Currency News: IMF Pressures People’s Bank of China

Currency news

China’s yuan has been struggling lately, with the currency experiencing its biggest fall in 5 months at the beginning of March. In response, China began to allow the yuan to depreciate slowly as foreign investors and analysts believed that the currency was still overvalued by 10% in comparison with the US dollar.

Currency News

Now, the International Monetary Fund has begun to put pressure on the People’s Bank of China, the nation’s central bank, to disclose the details of their currency operations. In recent months, Chinese authorities have turned away from the traditional approach of using reserves to support its currency and turned towards the derivatives market.

The IMF is calling on the PBOC to release more information in regards to their holdings of derivatives, specifically their holdings of forward contracts, which have become their main tool for supporting the national currency. The use of derivatives to stabilize the currency is concerning to many investors as it decreases transparency and makes it difficult to comprehend the bank’s motives and intentions for the yuan. Zhou Ping, chief investment officer at Binyuan Capital Ltd., an asset manager in Shanghai, said, “[it] makes it more difficult to gauge the true scale of capital outflows and the drawdown of the foreign-exchange reserves for the purpose of currency intervention.”

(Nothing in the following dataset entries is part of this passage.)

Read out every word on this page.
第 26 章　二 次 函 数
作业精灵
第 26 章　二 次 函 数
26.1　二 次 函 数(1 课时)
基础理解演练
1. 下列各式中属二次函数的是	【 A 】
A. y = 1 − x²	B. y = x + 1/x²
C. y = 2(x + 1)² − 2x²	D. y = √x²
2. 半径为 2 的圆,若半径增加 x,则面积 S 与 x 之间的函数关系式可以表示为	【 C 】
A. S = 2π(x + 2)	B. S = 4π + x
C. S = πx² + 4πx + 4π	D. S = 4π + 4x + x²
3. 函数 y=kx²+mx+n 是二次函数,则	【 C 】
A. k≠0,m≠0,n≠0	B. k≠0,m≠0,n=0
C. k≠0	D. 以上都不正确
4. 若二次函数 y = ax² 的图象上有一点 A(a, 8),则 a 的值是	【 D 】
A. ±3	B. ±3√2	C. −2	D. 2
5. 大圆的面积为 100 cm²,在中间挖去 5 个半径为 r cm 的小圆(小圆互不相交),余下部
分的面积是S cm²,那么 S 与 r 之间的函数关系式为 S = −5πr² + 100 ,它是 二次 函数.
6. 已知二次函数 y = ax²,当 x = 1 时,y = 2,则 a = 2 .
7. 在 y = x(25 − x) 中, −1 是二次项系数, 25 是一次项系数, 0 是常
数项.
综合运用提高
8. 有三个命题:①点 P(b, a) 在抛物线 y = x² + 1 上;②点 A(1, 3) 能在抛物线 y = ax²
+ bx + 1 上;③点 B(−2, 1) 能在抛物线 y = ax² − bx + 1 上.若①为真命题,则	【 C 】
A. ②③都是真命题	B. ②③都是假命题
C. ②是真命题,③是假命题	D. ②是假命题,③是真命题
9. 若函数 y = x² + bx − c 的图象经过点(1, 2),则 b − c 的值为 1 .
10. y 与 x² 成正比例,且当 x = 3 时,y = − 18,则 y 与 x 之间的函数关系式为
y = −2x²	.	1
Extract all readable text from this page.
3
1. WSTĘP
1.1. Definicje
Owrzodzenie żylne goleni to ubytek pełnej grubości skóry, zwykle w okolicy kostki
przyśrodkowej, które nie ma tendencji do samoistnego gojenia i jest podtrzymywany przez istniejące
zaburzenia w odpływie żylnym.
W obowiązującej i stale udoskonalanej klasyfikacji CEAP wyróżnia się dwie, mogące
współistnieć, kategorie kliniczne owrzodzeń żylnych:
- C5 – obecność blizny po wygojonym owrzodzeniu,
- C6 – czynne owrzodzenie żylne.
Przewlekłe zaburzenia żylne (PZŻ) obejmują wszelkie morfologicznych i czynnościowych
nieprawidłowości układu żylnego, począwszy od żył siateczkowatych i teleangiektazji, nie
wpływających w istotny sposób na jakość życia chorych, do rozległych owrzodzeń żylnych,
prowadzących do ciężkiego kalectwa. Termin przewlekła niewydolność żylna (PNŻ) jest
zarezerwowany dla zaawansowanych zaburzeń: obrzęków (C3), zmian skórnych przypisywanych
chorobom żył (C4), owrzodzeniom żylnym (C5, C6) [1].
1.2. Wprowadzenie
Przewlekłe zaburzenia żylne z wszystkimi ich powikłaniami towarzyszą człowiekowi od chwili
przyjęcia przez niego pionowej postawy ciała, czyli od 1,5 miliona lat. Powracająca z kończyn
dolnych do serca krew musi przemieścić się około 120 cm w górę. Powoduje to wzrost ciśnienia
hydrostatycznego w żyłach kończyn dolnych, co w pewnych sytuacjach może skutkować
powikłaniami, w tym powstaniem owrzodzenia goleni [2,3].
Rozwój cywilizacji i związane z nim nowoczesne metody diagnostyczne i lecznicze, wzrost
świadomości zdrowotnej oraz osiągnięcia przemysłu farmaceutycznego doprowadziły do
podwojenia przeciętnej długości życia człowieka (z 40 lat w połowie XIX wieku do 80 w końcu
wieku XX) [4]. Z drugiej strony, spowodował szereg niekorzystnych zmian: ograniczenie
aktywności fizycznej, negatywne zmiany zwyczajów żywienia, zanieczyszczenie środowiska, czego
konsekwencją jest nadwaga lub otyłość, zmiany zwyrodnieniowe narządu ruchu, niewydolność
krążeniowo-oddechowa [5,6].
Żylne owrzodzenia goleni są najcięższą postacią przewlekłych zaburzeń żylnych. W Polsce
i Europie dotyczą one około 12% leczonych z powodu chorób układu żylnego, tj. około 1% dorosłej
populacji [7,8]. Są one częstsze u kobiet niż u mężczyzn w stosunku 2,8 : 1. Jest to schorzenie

In an effort to achieve reserve-currency status for the yuan, in October of 2015, China pledged to follow the IMF’s special-data-dissemination standards. Soon after, the yuan was added to the list of reserve currencies, but the nation has yet to fully disclose its holdings of derivatives.

Using derivatives as a strategy for supporting the yuan has benefits for the central bank including the ability to slow the use of foreign-exchange reserves, as well as minimizing the drain of the yuan from the system as the country experiences slow economic times.

The PBOC has continued to float the yuan, allowing the currency to depreciate. The response of the IMF to the country’s current strategy in supporting the yuan remains to be seen, but there is currently a public call to increase transparency within the Chinese banking system.